Darmbarriere – Zielstruktur für die Behandlung von Krankheiten
Bei der Entstehung unterschiedlicher Erkrankungen rückt der Themenbereich Darmbarriere immer mehr in den Forschungsfokus. Hinter dem Begriff verbirgt sich die Eigenschaft des Darmes sich gegen die Außenwelt, also gegen das Darmlumen, das Nahrung und Bakterien enthält, abzugrenzen. Die Darmwand ist mit ihren mehr als 400 m2 eine komplexe Struktur, die zum einen die Nahrungs- und Flüssigkeitsaufnahme ermöglicht, dabei aber tolerant gegenüber harmlosen Antigenen sein muss und zum anderen das Eindringen von Bakterien verhindert.

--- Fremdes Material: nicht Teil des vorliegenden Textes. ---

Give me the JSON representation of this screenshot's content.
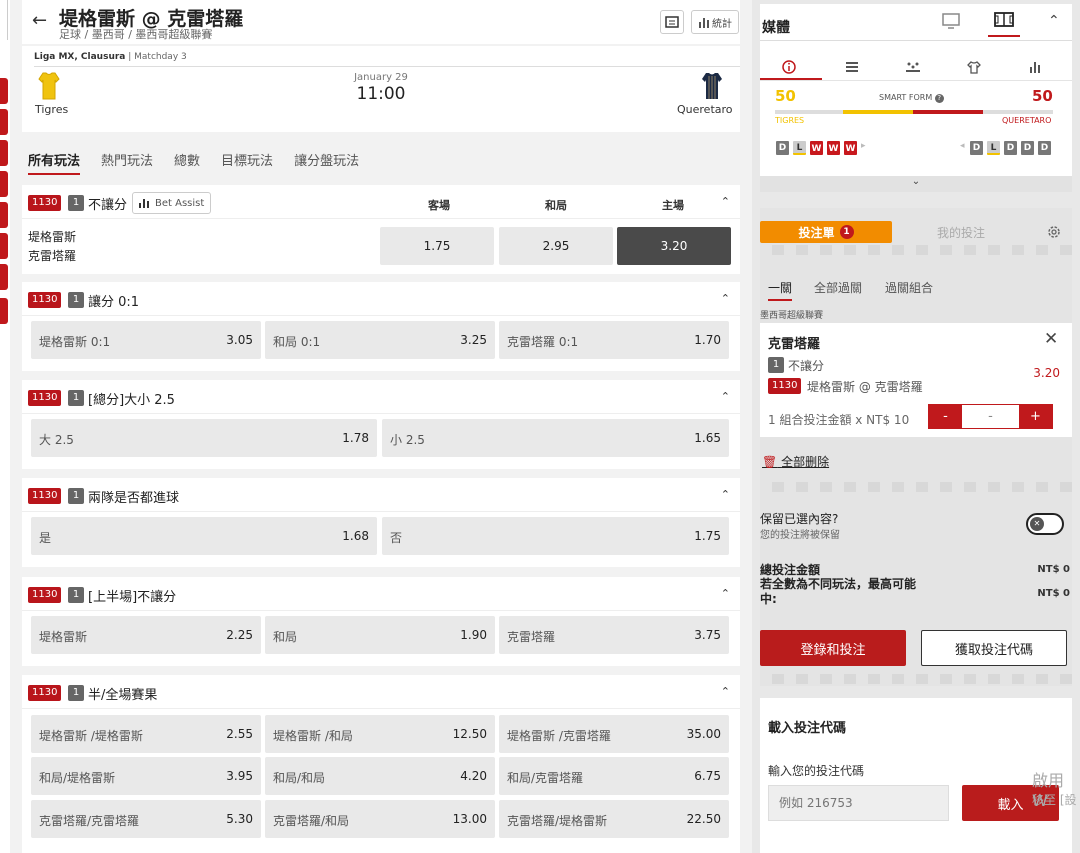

Die Epithelzellen der Darmwand bilden einen dichten Zellverband. Die verbleibenden kleinen Zwischenräume, die die einzelnen Zellen voneinander trennen, werden von sogenannten Schlussleisten (engl. tight junctions) abgedichtet. Werden diese tight junctions leck, können Teilchen und Wasser aus dem Blutkreislauf passiv ins Darmlumen einströmen, was schwere Durchfälle zur Folge hat. Eine erhöhte Durchlässigkeit der Darmwand kann des Weiteren dazu führen, dass Bakterien oder Bakterienbestandteile und deren Giftstoffen, die sogenannten Toxine, sowie unverdaute Nahrungsbestandteile durch die Darmwand ins Blut eindringen. Diese Stoffe aktivieren das Immunsystem des Darmes und lösen so eine Entzündungsreaktion aus. Immunzellen setzen Botenstoffe frei, die die Durchlässigkeit der tight junctions weiter erhöhen. Neue Bakterienbestandteile und Giftstoffe treten ein, die Entzündung setzt sich fort – ein Teufelskreis entsteht.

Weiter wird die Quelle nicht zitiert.